Donal was small and blond and moved like a ferret who’d been given too much caffeine. He was still smudged with soot when they made it up into his tower, and he barely looked up from his latest experiment.
“Were you expected today? I didn’t remember.”
Jes took a breath. “No, Donal, we’re escaping from evil identical regents who’ve tricked our parents into leaving.”
“That’s too bad. Could you hand me that silver wire? No, the other one.”
Chris looked ready to explode, but Amalia kicked him and motioned for him to wait. Jes handed over the silver wire.
“Are the regents all pale women with dark hair and sharp features?” Donal asked as he fastened the wire between two parts.
“Yes, that’s them.”
“Hmm. I did wonder if perhaps Lady Violet wasn’t human.” Donal tightened a tiny dial. “She’s left me alone, so I didn’t investigate.”

“Has your mother been called away like our parents?” Jes asked, while Amalia clamped a hand over Chris’s mouth. Another explosion seemed imminent.
“Yes, yesterday morning. Here, could you give me the notched copper disc from that table?”
Jes handed it over and counted to a hundred. Before she’d quite finished, Donal turned a hidden switch, and the little machine came to life.
“There, that’s done. So, do you think Mom is in any danger? Oh, hello, Chris. I didn’t see you there.”
There were many crucial questions Jes wanted to ask, but Chris blurted out first, “What does that do?”
“It’s a voice-activated smoke machine. It should fill a ballroom with thick smoke in under a minute.”
Why anyone would want such a thing was a question that could wait. “Yes, your mom could be in danger. We thought, since you two made the earrings for Alex, that you might be able to contact your mom”
Donal frowned. “Unfortunately, we based those on the structures running through the islands. Anywhere on the islands or in the tunnels, they should work fine, but I doubt they’d have more than a few hundred yards of range away from here.”
“So, you don’t have any way to reach your mother?” Amalia asked.
“I didn’t say that. I can track her, which is one option. Taking apart Lady Violet to see what she’s up to is another.”
Chris and Amalia gripped their swords with matching smiles, and Jes shuddered. “Isn’t torture a little … extreme?”
Donal blinked at her. “I wasn’t going to torture her. I was going to find her off switch and analyze her programming. It’s obvious that she’s an android.”
“Who can make an android that can pass as a human?” Amalia objected.
“Well, my Uncle Kegan could. At least, he was nearly there the last time I saw him. Some of his machines helped in the fight to raise the islands.”
“Eight!” crowed Chris.
“So why isn’t he royalty, then?” Jes asked.
“He didn’t want it. He told Gregor he’d rather have a good workshop then a kingdom any day.” Donal paused as though considering. “I think he was right.”
Amalia and Jes shared a look. Gregor had given Kegan a workshop. Kegan knew how to create androids. Gregor had sent four androids to be their regents. It was what Jes’s father would call circumstantial evidence, but it didn’t look good.

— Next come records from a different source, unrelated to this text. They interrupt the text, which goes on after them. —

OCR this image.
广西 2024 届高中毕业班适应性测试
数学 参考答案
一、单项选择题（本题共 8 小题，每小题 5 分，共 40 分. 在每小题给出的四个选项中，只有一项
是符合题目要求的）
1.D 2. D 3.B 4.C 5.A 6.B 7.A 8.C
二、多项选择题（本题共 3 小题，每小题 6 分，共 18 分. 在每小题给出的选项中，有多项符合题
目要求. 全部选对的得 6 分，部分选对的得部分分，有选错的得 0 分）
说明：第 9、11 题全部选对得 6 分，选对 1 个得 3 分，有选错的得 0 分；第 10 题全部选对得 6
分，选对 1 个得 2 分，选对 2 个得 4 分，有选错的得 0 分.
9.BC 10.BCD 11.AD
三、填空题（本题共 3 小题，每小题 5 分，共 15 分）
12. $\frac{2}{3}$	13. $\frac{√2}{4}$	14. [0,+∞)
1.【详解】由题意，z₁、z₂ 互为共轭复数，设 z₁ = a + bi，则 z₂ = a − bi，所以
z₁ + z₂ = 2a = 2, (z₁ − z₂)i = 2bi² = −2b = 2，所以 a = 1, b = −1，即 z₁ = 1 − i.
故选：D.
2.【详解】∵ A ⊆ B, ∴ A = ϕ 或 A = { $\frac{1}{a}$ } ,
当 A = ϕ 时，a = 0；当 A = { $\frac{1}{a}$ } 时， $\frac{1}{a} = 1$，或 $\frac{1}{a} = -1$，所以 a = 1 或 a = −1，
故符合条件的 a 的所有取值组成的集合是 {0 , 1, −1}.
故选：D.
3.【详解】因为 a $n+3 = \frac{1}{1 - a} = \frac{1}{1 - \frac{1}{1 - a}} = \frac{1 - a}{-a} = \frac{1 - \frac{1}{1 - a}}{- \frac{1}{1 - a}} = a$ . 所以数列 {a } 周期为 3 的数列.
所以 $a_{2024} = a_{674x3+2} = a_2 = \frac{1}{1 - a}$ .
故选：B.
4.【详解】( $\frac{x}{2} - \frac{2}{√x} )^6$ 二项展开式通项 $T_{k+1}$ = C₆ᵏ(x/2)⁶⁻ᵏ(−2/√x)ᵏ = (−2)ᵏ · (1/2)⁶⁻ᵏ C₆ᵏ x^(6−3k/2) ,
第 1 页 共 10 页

Chris turned at a sound and glanced out the tower window. “Um, Donal? There are six people with weapons headed this way. Is there another way out of here?”
Donal looked up and grimaced. “Oh, I expect Lady Violet went into my study.”
Amalia perked up. “Booby traps?”
Donal smiled back. “Several.”
Jes held up one hand. “You can talk shop later. Is there a way to avoid bloodshed and dungeons?”
Donal stood up, slipped his latest device into his pocket, and walked across the room. “You’re not afraid of heights, are you?”
Terrified. “We’ll be fine. Lead the way.”
Jes imagined clinging to the sheer wall outside, taking a zip line between towers, or jumping to almost certain death. After refusing the last tower climb, she just hoped that she could jump quickly without having to think about it. In comparison to these thoughts, the spiral slide Donal told them about wasn’t nearly as bad.
“It’s in the space under the staircases,” Donal explained. “More fun, much faster, and an extra way out for emergencies.”
Jes could not imagine finding it fun, but she hadn’t faced near drowning and Amalia’s dozens of traps to back down now. “Lead the way,” she repeated and forced herself to sit down on the slide before she could change her mind.
There were muffled sounds above her as Amalia and Chris tried to contain their own glee, but Jes held her breath, counted, and focused on not throwing up. The slide ended at last in a pile of pillows, and she scrambled out of the way before the other two could careen into her.
“So now we can go down into the tunnels, or …” Donal paused at Jes’s head shake.
“We had to flood them to prevent the bad guys from sinking the islands.”
Donal shrugged. “Well, I had wanted to do some more testing, but I’m sure it’s ready.”